Neely and Pablo certainly didn’t — they didn’t lose faith in this story once, which speaks less to its intrinsic qualities and more to the confidence in their team’s abilities to get to the root of something. For my own part, I’m now in the comedown phase of not getting to do this, with these guys, every single week. The reaction stuns me. For the most part, for them, it’s business as usual. A week to the day later they collect two massive awards, and then three days later, publish a blockbuster investigative finding about the NBA betting scandal that in 24 hours has nearly three times the amount of views as my episode. All in a week’s work.
But all in, there you have it, how a single episode of your best-in-class podcast is made. Nothing as complicated nor magical as a group effort, made by a team of great people, each one as diligent, smart, and wonderful as the next.
That’s it for now. FOSTERTALK will return with radio and shit talk regularly, at some point. LISTEN TO THE EPISODE YOU WILL LIKE IT. And thanks, as ever, for taking the time here.
More soon,
-f.
Sorry to keep beating on about how great this magazine was, but it really was the shit. I had Kyle Chayka writing a design column about Swingline staplers and Solo Jazz Cups. Before me, they got reclusive Calvin & Hobbes creator Bill Watterson to agree to an interview, and made this one of the most iconic and collectable magazine covers ever. John Green and Ken Jennings were columnists. It was sick.
This includes anything from writing a novel to buying a new couch.
Show me the person with the most encyclopedic knowledge of dance music you know, and I could show them a bunch of people going fucking insane for something they couldn’t dream existed.
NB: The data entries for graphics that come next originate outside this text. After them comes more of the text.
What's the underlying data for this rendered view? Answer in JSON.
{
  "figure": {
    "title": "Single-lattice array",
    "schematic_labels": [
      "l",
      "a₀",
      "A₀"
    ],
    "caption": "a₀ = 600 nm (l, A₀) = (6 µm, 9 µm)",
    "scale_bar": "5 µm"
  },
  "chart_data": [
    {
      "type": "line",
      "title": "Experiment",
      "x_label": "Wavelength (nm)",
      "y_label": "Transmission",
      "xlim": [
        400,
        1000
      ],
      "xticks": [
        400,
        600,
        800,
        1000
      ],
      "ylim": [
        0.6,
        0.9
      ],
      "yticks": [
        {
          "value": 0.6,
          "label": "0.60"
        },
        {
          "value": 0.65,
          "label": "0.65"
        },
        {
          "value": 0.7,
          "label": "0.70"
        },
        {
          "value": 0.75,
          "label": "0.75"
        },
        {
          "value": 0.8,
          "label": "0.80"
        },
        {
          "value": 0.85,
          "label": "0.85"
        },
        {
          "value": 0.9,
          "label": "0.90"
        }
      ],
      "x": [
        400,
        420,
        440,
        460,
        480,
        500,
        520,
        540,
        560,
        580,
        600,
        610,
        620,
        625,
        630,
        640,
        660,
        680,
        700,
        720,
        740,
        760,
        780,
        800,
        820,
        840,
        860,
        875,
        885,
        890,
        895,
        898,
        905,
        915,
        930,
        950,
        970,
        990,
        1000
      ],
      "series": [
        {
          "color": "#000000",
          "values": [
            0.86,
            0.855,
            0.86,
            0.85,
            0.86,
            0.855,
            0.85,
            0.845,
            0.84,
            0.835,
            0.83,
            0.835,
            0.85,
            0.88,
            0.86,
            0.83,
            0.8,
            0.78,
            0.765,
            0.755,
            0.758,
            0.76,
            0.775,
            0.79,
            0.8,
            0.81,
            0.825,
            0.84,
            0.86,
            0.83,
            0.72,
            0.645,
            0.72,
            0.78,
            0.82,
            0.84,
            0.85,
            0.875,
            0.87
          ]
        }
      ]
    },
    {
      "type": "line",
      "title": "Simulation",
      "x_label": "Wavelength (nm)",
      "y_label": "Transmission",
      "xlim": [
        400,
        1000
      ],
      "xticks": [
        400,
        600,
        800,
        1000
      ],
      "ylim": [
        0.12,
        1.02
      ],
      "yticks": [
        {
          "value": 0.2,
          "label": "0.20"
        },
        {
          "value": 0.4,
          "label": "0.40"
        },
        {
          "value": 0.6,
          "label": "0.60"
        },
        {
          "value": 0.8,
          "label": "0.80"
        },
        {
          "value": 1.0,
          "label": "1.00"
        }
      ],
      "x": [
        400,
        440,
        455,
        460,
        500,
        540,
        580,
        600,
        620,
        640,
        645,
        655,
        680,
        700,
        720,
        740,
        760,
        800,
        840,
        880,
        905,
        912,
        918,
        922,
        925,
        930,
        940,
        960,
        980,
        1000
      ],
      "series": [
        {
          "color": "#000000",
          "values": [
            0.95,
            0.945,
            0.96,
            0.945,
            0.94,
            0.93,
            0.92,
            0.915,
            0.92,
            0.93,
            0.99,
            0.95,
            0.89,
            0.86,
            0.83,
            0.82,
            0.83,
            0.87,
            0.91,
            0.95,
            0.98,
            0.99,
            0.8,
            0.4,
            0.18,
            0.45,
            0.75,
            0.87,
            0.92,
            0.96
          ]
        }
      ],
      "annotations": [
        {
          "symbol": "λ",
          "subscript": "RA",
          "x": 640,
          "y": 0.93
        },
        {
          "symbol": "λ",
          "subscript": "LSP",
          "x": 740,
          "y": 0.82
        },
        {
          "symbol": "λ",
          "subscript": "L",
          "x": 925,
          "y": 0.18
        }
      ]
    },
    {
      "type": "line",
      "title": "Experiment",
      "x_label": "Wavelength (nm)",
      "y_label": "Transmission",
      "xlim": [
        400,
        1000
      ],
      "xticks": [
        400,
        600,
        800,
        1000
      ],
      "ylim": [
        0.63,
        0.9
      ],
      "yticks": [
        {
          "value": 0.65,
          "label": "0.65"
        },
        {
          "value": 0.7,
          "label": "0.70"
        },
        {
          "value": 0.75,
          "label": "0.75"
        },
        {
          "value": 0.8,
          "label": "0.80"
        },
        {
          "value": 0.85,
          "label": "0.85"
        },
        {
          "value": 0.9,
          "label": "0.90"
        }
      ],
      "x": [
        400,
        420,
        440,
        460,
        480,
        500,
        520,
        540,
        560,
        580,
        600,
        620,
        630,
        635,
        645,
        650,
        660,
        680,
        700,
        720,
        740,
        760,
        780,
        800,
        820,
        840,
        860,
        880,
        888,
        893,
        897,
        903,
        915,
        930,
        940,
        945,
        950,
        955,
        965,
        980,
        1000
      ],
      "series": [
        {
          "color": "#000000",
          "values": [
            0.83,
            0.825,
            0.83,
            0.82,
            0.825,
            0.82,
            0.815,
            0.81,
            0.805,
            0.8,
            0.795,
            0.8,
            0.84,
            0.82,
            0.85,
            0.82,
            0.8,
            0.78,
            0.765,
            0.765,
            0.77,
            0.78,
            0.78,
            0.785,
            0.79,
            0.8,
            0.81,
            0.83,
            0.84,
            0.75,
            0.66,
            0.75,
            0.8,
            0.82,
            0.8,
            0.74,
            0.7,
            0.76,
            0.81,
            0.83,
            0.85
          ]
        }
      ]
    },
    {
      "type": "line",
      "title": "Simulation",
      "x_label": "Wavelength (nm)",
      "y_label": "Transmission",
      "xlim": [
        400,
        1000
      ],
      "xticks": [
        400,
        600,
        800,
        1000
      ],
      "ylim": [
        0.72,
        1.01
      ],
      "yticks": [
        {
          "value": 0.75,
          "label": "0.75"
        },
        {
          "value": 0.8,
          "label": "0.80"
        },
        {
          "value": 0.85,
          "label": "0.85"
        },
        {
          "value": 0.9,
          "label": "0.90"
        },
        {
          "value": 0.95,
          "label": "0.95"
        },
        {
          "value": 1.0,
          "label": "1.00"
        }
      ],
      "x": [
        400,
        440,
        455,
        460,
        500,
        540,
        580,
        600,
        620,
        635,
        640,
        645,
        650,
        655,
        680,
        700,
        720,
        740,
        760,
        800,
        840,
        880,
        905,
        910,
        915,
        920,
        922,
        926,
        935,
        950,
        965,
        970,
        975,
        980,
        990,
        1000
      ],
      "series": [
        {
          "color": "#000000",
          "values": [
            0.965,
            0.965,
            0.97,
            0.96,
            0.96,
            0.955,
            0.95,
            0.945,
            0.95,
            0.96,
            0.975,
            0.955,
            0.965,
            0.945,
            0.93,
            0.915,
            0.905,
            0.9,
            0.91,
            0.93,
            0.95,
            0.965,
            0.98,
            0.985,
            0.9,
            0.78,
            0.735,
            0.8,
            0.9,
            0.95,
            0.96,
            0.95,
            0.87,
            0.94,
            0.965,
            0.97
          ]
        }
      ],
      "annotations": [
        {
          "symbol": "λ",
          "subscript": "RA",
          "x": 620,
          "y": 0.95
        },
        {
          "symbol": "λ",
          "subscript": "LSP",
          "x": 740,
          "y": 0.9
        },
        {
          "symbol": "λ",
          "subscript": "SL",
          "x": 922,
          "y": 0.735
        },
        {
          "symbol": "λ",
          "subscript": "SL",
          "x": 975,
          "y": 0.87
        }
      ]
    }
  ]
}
Literally: The looks of delight, disgust, horror, and mystification I found myself facing while speaking to a bunch of DJs from disparate corners of the dance music universe for this piece knew no limit. Showing a certain kind of person Horsegiirl or DJ Levi or I Hate Models for the first time was akin to my own personal set of Two Girls, One Cup reactions. Google each at your own risk and don’t ask me to explain it.